In the aftermath of the 2002 nationwide sex-abuse scandal in the Catholic Church, the Miami Archdiocese purged more than a dozen active priests, asking most of them to retire or to be put on "administrative leave" pending internal investigations.
Miyares was not among them -- nor was he among those investigated by the Miami-Dade state attorney's office.
The alleged victim accuses Miyares and Jove of sexually abusing him and other boys in 1981 and 1982.
"That's where part of me inside would die forever. I spent so much time running away from my past and things that happened to me," John Doe wrote.
"So I'm done running, and I'm taking back control of my life."
Herman said it was likely church authorities knew of the abuse much earlier because the priests were "taking multiple boys out to dinner."
Herman further alleged that the case is linked to that of another priest accused of sexual abuse, Rev. José Nickse of St. Brendan's Church. Nickse died of a heart attack while visiting the Bahamas with another accused priest, Rev. Ricardo Castellanos, at Christmas 2002.
Herman did not allege his client was abused by Nickse, though John Doe was among boys who went out to dinner with Nickse and Miyares.

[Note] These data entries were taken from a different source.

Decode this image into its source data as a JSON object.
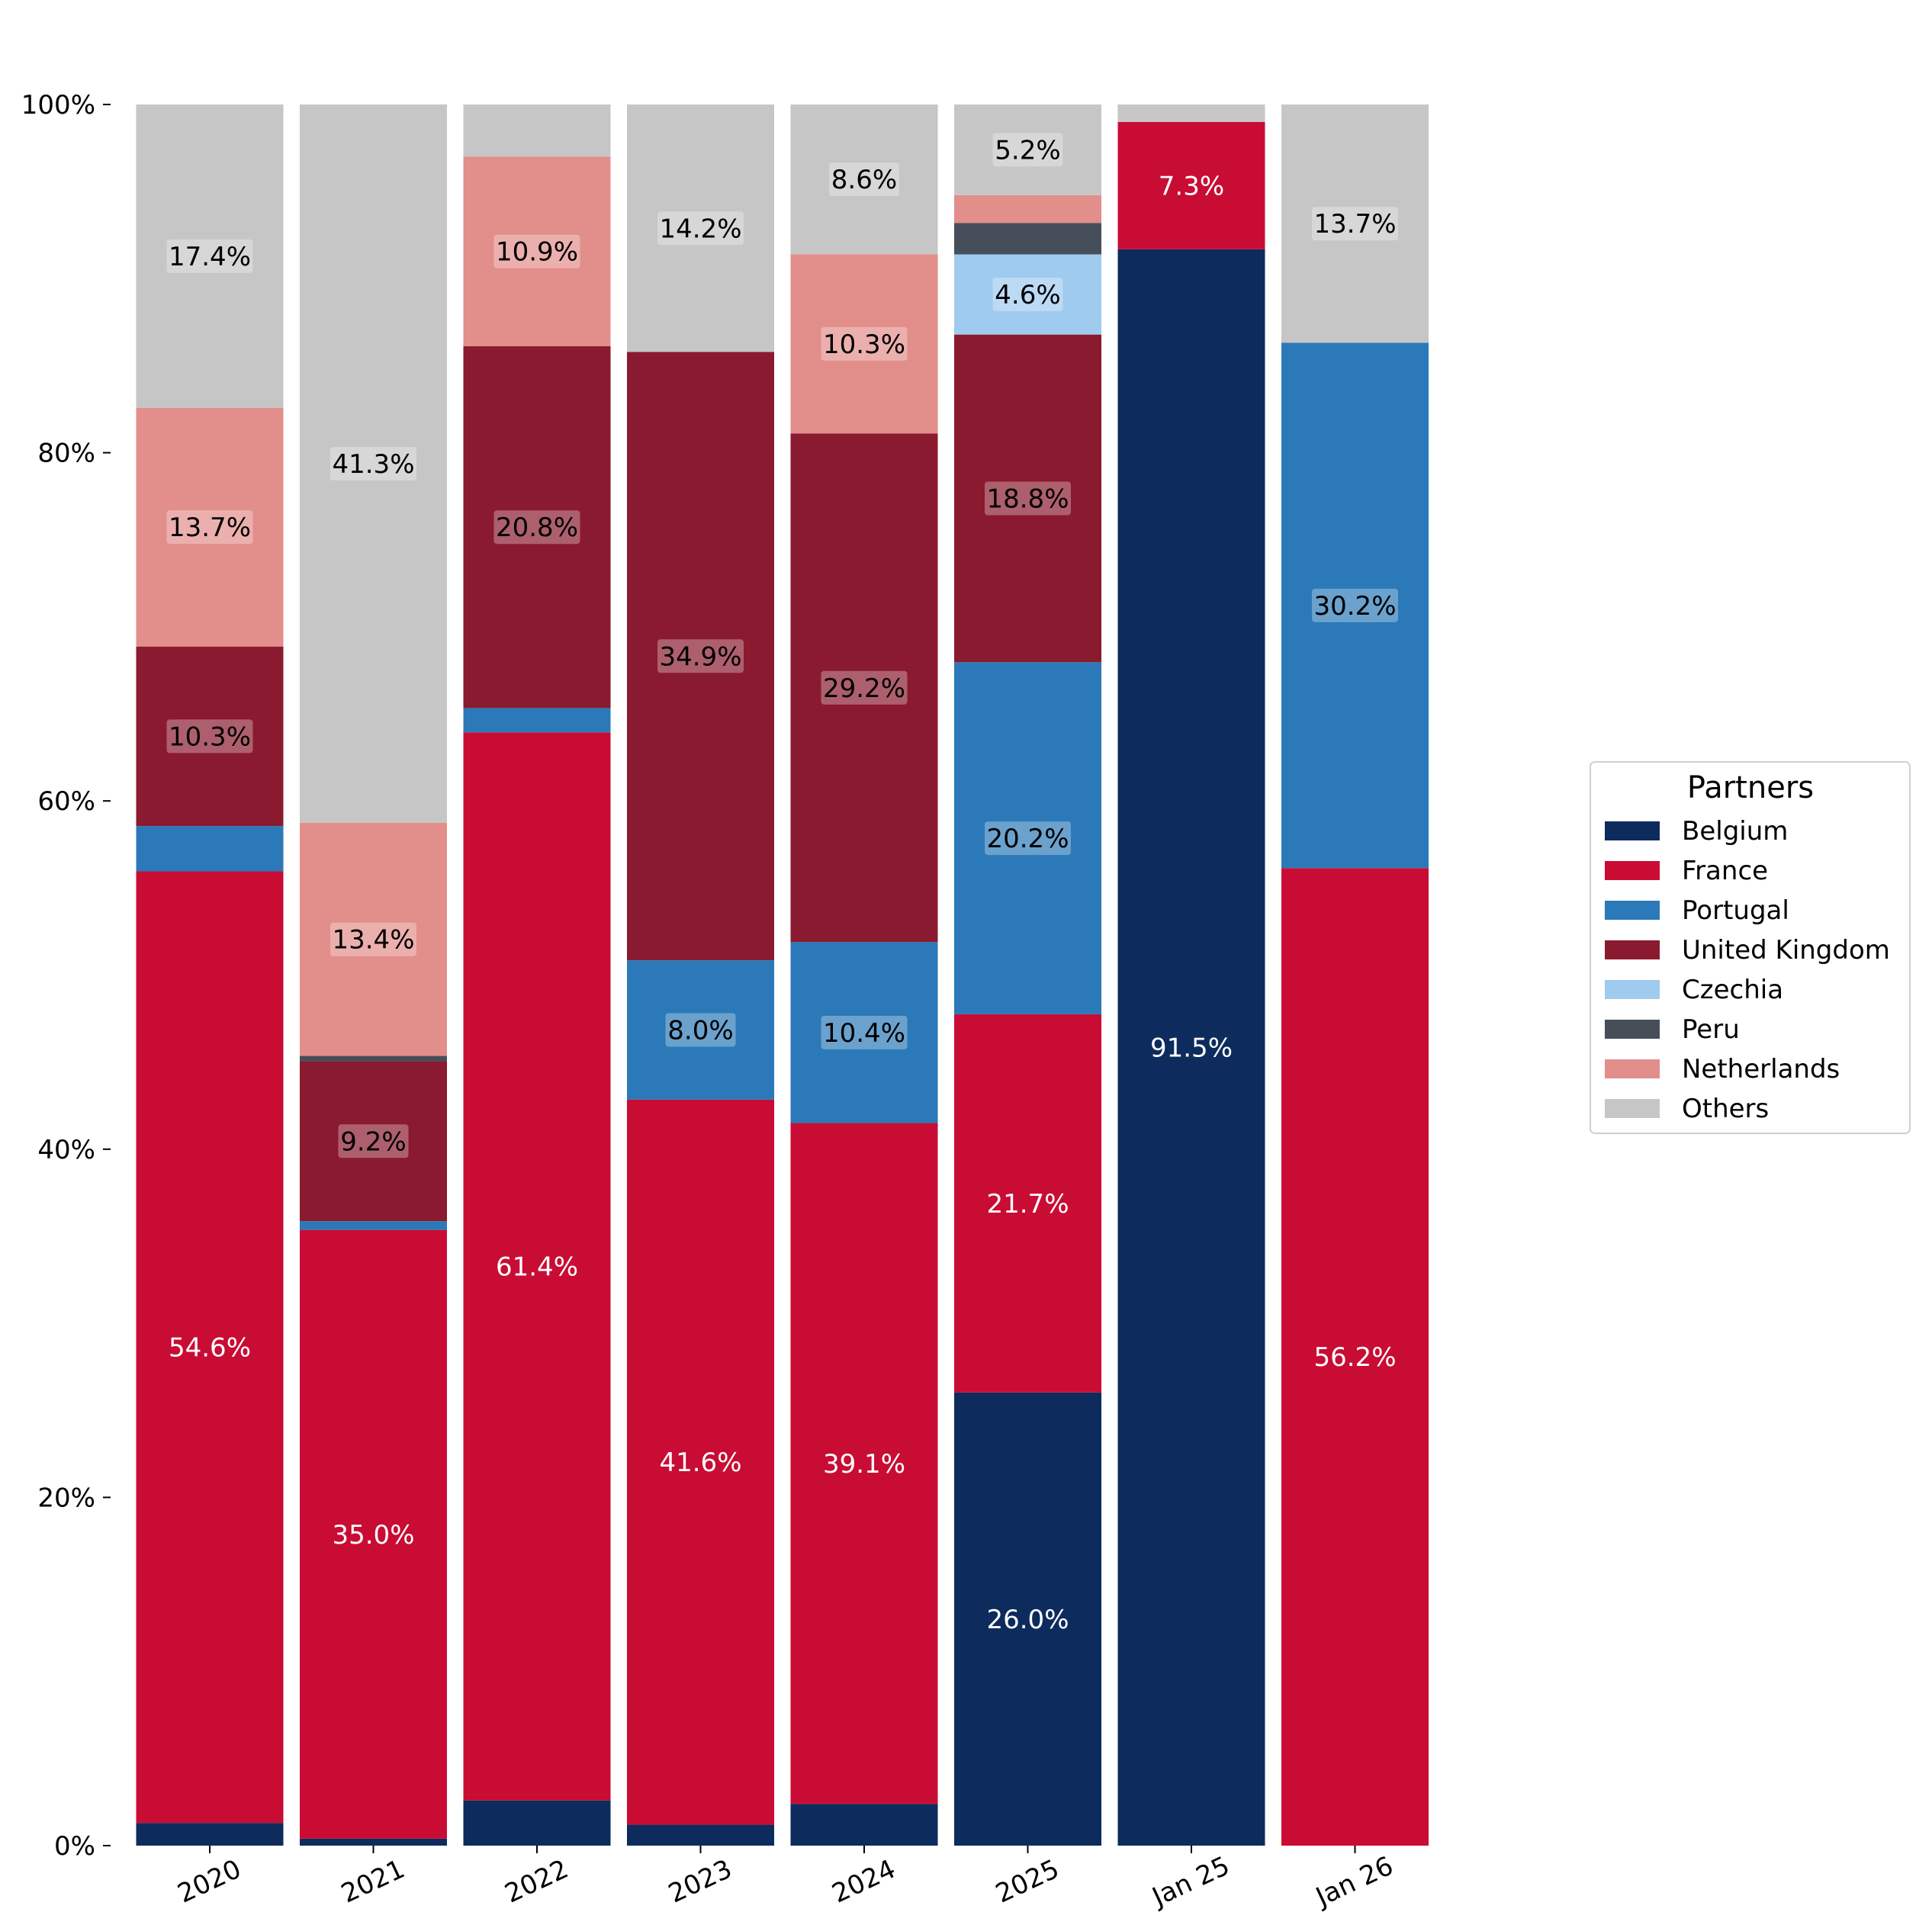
{
  "chart_data": {
    "type": "bar",
    "stacked": true,
    "normalized_percent": true,
    "title": "",
    "xlabel": "",
    "ylabel": "",
    "ylim": [
      0,
      100
    ],
    "yticks": [
      "0%",
      "20%",
      "40%",
      "60%",
      "80%",
      "100%"
    ],
    "ytick_values": [
      0,
      20,
      40,
      60,
      80,
      100
    ],
    "categories": [
      "2020",
      "2021",
      "2022",
      "2023",
      "2024",
      "2025",
      "Jan 25",
      "Jan 26"
    ],
    "legend": {
      "title": "Partners",
      "placement": "right"
    },
    "grid": false,
    "series": [
      {
        "name": "Belgium",
        "color": "#0d2b5c",
        "values": [
          1.3,
          0.4,
          2.6,
          1.2,
          2.4,
          26.0,
          91.5,
          0.0
        ],
        "labels": [
          "",
          "",
          "",
          "",
          "",
          "26.0%",
          "91.5%",
          ""
        ]
      },
      {
        "name": "France",
        "color": "#c90c34",
        "values": [
          54.6,
          35.0,
          61.4,
          41.6,
          39.1,
          21.7,
          7.3,
          56.2
        ],
        "labels": [
          "54.6%",
          "35.0%",
          "61.4%",
          "41.6%",
          "39.1%",
          "21.7%",
          "7.3%",
          "56.2%"
        ]
      },
      {
        "name": "Portugal",
        "color": "#2b79b8",
        "values": [
          2.6,
          0.5,
          1.4,
          8.0,
          10.4,
          20.2,
          0.0,
          30.2
        ],
        "labels": [
          "",
          "",
          "",
          "8.0%",
          "10.4%",
          "20.2%",
          "",
          "30.2%"
        ]
      },
      {
        "name": "United Kingdom",
        "color": "#8a1a2f",
        "values": [
          10.3,
          9.2,
          20.8,
          34.9,
          29.2,
          18.8,
          0.0,
          0.0
        ],
        "labels": [
          "10.3%",
          "9.2%",
          "20.8%",
          "34.9%",
          "29.2%",
          "18.8%",
          "",
          ""
        ]
      },
      {
        "name": "Czechia",
        "color": "#9fcbef",
        "values": [
          0.0,
          0.0,
          0.0,
          0.0,
          0.0,
          4.6,
          0.0,
          0.0
        ],
        "labels": [
          "",
          "",
          "",
          "",
          "",
          "4.6%",
          "",
          ""
        ]
      },
      {
        "name": "Peru",
        "color": "#464e59",
        "values": [
          0.0,
          0.3,
          0.0,
          0.0,
          0.0,
          1.8,
          0.0,
          0.0
        ],
        "labels": [
          "",
          "",
          "",
          "",
          "",
          "",
          "",
          ""
        ]
      },
      {
        "name": "Netherlands",
        "color": "#e28e8b",
        "values": [
          13.7,
          13.4,
          10.9,
          0.0,
          10.3,
          1.6,
          0.0,
          0.0
        ],
        "labels": [
          "13.7%",
          "13.4%",
          "10.9%",
          "",
          "10.3%",
          "",
          "",
          ""
        ]
      },
      {
        "name": "Others",
        "color": "#c6c6c6",
        "values": [
          17.4,
          41.3,
          3.0,
          14.2,
          8.6,
          5.2,
          1.0,
          13.7
        ],
        "labels": [
          "17.4%",
          "41.3%",
          "",
          "14.2%",
          "8.6%",
          "5.2%",
          "",
          "13.7%"
        ]
      }
    ]
  }
}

In the negligence suit, the alleged victim, now 39, claims the archdiocese, Archbishop John Favalora and other church officials "actively took steps to conceal the abuse." Among the alleged offenders: the late Monsignor Gerard LaCerra, who "destroyed incriminating files," the suit says.
Herman, who has filed and settled more than 30 clergy sex-abuse cases involving the Miami Archdiocese, suggested that Catholic Church officials nationwide may have covered up priests' sexual abuse on orders from Rome. He cited a 1962 document by the Vatican that he says "directs the bishops to suppress and conceal allegations of abuse."
According to the suit filed in Miami-Dade Circuit Court, John Doe claims that when he was 14, he was was invited to attend summer camp in 1981 at St. Vincent de Paul Regional Seminary in Boynton Beach.
During the first week there, he met Miyares, known as "Father Gus." The second week, he claims Miyares sexually abused him.
Miyares then introduced the teen to Jove, the suit says. He took him to Jove's room, where Jove allegedly sexually assaulted him.
Both priests also got to know the boy's parents, picking him up at home and taking him out for weekends, the suit said.
Herman said his client is now married and has children, but does not have a job -- though he has been employed before.
Eduardo Piedra, who said he runs the cafeteria in the Hialeah church school, said children love Miyares and that the allegations are being made to exact profit.
"It's just so the lawyers can make money," Piedra said.